YuanGongND / ssast

Code for the AAAI 2022 paper "SSAST: Self-Supervised Audio Spectrogram Transformer".
BSD 3-Clause "New" or "Revised" License
362 stars 58 forks source link

Loss curves #5

Open treasan opened 2 years ago

treasan commented 2 years ago

Hey, great work! I just wanted to ask whether you might have the loss curves of your runs so that I can compare with my experiments a little bit?

YuanGongND commented 2 years ago

Hi Tom,

Thanks for your interest.

I didn't plot the loss curve, but I think I still have (pre)-training logs on my server. Which experiment are you looking for?

-Yuan

treasan commented 2 years ago

Thanks for the reply! I am looking for the pre-training run(s), i.e. the one trained on Librispeech + AudioSet.

treasan commented 2 years ago

Bump! Sorry to get back to the question. But I am currently trying to implement SSAST (well, its masked autoencoder counterpart, see https://arxiv.org/pdf/2203.16691.pdf) for music. For efficiency reasons, I tried to have the computed spectograms in FP16 format, but the reconstruction (generative) loss curve seems a bit weird. It first goes down really quickly, rises again to a given point and drops slowly again afterwards.

I just wanted to have some comparison in order to know what I should expect. Thanks in advance!

YuanGongND commented 2 years ago

Hi there,

I think this is our log (gen&dis objective, 400 masking patches, full AS + Librispeech).

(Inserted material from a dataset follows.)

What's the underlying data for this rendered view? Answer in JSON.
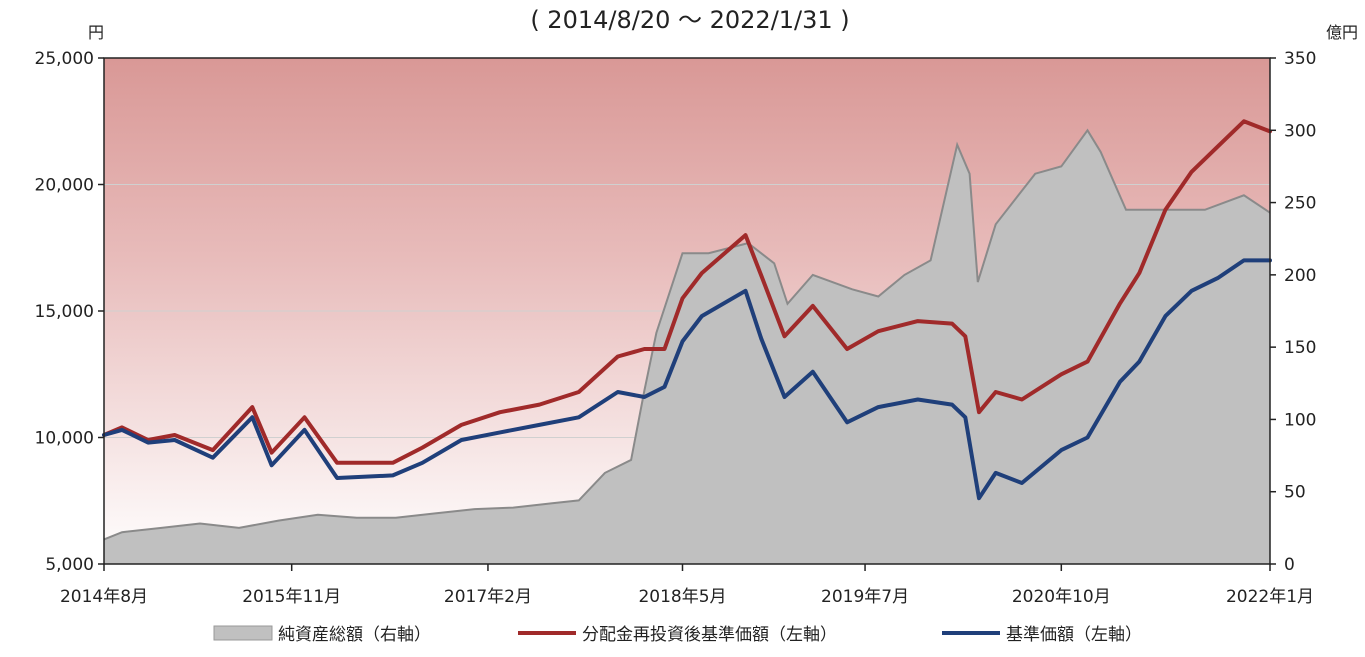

Unfortunately, I don't think we logged the generation loss but just the discrimination loss. The columns are defined at https://github.com/YuanGongND/ssast/blob/35ae7abbdd2870c008feed4ece8b7c6457421b17/src/traintest_mask.py#L147

For your question

reconstruction (generative) loss curve seems a bit weird. It first goes down really quickly, rises again to a given point and drops slowly again afterwards.

Could it be possible due to you add L_g and L_d together? Otherwise, the L_g on the training set should always drop.

-Yuan